21. Profits will therefore rise if the last are easily produced, unless through stationariness of population demand for labour has increased (L).

22. In two lands with equal capital and equal population, but with different fertility of soil, profits would differ in favour of the more fertile (L).

23. The rate of interest is no sure indication of the rate of profits; and a low rate of interest may co-exist with a low rate of wages and a high rate of profits (LXIII).

24. Profits cannot be said to depend on 'the proportion which capital bears to labour,' for, where profits were lowest, most capital would be needed to produce a given return, and, where highest, least, in proportion (LI).

25. By a rise in the value of money it is possible (though not probable) that a reduced cost of labour, materials, and machinery might be followed by an increase instead of a reduction, in their money value (LXIII).

26. A dearth may increase profits and wealth by making labour cheap (LXIII).

27. Free trade in corn may increase the amount of profits more than a policy of Restriction may increase the amount of Rents (LXVII, cf. LXX).

28. Rent is always a transfer, and never a creation of wealth (LIII, LXVIII).

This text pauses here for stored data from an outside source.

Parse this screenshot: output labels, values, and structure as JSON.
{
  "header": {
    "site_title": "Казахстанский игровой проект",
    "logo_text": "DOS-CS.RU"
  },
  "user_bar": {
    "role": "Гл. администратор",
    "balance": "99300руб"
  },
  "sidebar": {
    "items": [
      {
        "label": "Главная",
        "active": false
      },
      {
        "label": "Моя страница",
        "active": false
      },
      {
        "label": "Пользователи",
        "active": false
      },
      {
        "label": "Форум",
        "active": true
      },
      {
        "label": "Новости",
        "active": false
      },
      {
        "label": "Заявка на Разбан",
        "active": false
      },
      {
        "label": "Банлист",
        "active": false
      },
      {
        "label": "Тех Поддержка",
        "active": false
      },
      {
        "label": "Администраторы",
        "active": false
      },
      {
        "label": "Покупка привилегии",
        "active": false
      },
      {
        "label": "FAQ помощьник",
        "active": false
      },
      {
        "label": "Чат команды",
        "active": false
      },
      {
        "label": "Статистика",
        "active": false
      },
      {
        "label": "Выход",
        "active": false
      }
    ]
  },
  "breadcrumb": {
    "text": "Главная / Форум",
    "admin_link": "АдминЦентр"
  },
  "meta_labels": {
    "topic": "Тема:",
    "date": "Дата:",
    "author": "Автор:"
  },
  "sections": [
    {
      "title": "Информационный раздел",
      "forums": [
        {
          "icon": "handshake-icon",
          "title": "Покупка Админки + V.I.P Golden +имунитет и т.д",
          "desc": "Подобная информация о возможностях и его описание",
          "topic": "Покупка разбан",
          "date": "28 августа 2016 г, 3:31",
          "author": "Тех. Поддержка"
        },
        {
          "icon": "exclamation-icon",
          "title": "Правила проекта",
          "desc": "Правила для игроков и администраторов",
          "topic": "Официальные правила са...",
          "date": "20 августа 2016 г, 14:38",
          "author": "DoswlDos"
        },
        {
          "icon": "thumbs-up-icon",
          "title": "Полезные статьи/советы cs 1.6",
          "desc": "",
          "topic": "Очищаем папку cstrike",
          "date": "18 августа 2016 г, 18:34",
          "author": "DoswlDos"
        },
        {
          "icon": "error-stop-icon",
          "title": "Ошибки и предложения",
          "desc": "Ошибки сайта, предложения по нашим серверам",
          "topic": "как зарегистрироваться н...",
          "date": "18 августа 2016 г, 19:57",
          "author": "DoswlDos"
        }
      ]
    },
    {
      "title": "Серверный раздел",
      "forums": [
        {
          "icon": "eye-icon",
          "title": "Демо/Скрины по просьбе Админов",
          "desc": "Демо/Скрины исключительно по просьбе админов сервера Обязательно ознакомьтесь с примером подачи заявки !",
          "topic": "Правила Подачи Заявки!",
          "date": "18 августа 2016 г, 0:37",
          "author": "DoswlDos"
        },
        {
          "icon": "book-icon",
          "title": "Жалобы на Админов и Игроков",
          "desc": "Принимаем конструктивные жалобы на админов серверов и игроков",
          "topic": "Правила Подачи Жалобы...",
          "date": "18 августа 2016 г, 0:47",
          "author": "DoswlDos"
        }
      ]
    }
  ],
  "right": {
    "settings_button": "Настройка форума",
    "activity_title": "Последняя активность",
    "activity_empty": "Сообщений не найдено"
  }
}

29. There cannot be two rates of profit at the same time in the same country (LXXVIII), nor under free trade could there be a very different rate in different countries, the cost of necessaries and therefore the rate of wages being brought nearly to a level, allowance being made for differences between one country and another in regard to the standard of living (LXXIX). It seems impossible that under free trade a fertile country, unless agriculture were its sole and only industry, and its capital were small, would long continue to sell its corn at the high prices of its less favoured rivals; the prices would fall to cost price (LXXX).